Life in New York City and Thereabouts

by Charlie LeDuff

Pub Date: Jan. 26th, 2004
ISBN: 1-59420-002-5
Publisher: Penguin Press

Mostly fleet, mostly bitter portraits of working-class men and women in the New York City area, compiled from the author’s reporting for the New York Times metro section.

“The dandies I know say I write about dives and losers, but they are wrong.” Readers may challenge LeDuff on that point. The joints he typically writes about are dives, and the people mostly in gray, rough patches of their lives: employed, unemployed, or in between.

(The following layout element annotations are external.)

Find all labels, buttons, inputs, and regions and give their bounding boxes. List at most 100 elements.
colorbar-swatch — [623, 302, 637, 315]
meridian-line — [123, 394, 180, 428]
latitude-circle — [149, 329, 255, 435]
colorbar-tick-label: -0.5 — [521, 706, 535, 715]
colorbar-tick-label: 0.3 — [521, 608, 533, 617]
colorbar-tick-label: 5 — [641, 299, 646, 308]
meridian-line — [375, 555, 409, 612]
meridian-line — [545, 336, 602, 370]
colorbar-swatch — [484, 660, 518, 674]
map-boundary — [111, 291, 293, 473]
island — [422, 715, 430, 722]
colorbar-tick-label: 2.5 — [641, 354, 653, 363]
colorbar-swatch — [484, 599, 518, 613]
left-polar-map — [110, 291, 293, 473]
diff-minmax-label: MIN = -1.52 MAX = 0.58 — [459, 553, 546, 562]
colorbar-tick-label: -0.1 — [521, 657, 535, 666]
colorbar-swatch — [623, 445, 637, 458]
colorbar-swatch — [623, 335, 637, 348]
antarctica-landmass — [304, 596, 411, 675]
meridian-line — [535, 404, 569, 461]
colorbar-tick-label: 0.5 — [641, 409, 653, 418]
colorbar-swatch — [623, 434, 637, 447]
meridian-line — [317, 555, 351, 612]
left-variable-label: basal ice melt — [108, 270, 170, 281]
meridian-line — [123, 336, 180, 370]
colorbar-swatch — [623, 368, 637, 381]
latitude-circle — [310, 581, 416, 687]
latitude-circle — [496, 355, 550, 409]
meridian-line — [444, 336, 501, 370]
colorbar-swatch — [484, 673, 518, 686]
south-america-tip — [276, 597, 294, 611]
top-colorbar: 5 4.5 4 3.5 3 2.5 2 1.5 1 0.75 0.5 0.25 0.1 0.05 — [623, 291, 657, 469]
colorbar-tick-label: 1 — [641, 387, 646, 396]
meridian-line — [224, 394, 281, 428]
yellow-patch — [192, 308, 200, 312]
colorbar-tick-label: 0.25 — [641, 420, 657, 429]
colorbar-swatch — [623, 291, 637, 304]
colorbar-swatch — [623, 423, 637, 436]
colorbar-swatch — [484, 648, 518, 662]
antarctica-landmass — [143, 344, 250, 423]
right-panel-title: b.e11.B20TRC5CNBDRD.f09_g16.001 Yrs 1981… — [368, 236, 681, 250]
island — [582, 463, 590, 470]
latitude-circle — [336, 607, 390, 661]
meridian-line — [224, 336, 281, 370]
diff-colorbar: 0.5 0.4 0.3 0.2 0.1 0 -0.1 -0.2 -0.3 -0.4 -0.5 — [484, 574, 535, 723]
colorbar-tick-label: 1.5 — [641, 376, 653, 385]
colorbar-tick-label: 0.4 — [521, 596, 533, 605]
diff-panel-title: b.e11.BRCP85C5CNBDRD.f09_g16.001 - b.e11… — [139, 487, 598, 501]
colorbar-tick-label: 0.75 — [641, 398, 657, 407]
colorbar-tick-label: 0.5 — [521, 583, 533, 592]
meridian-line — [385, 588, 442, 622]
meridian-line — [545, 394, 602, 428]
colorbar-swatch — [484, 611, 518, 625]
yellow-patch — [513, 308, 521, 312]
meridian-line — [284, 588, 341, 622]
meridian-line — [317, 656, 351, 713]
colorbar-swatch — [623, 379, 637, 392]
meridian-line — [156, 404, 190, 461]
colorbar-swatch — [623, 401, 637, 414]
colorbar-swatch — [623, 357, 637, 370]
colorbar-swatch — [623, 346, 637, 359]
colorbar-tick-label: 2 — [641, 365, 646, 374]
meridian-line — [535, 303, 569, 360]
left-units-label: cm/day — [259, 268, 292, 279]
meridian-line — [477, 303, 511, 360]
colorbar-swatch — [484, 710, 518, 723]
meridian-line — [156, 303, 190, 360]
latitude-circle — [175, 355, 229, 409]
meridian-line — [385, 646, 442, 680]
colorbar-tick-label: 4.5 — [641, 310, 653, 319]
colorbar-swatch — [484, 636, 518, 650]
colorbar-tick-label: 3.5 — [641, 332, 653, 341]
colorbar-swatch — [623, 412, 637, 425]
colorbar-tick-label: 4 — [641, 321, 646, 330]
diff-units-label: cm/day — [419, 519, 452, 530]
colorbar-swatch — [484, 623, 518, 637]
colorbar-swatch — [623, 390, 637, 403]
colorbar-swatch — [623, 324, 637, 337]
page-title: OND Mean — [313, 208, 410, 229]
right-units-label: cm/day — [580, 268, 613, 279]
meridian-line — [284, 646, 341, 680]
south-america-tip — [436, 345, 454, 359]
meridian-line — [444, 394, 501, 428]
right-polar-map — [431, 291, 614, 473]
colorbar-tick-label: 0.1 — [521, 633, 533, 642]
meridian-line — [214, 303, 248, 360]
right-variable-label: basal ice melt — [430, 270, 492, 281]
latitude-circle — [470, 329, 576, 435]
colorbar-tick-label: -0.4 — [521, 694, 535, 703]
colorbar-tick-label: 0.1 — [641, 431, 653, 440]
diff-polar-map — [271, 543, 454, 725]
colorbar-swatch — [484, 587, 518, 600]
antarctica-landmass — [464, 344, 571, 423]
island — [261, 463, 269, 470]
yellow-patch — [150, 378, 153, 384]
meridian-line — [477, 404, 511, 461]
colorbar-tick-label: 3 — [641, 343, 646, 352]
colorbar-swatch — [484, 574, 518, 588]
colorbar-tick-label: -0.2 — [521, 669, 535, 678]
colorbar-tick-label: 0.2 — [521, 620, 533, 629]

That’s where LeDuff wants to be, among the ruck, where the stories have an everyday, mortal bite. Though he can sound like a bad Philip Marlowe imitation (“When the cocktail set tells me they enjoy the cast of losers, I never mind them. I smile and drink their liquor. They don't know what work is”), he usually approaches his subjects from an angle that catches the odd, genuine glint of their lives: the sidewalk Santa who “arrives home to a single room with a sink, well past dusk. He puts on the Drifters and takes off his boots. He empties the ashtray and lights himself a cigarette.” LeDuff is very much the reader’s eyes, and the images he presents, for all their brevity, have depth and heft, a strong, voyeuristic, out-of-body impact. His protagonists include shysters and gamblers, an arm wrestling impresario, a professional punching bag, men with soft hands, an upended cardboard box, and a deck of cards. There are also a few longer profiles—one was part of the Pulitzer-winning “How Race Is Lived in America” series—that allow LeDuff to sit awhile and wait for most all defenses to be dropped so he can show us the dark sides of work in a slaughterhouse, or as a day laborer, or as a harbor man.

LeDuff lets the characters speak for their sad lives as he sets the surrounding atmospheric pressure just right.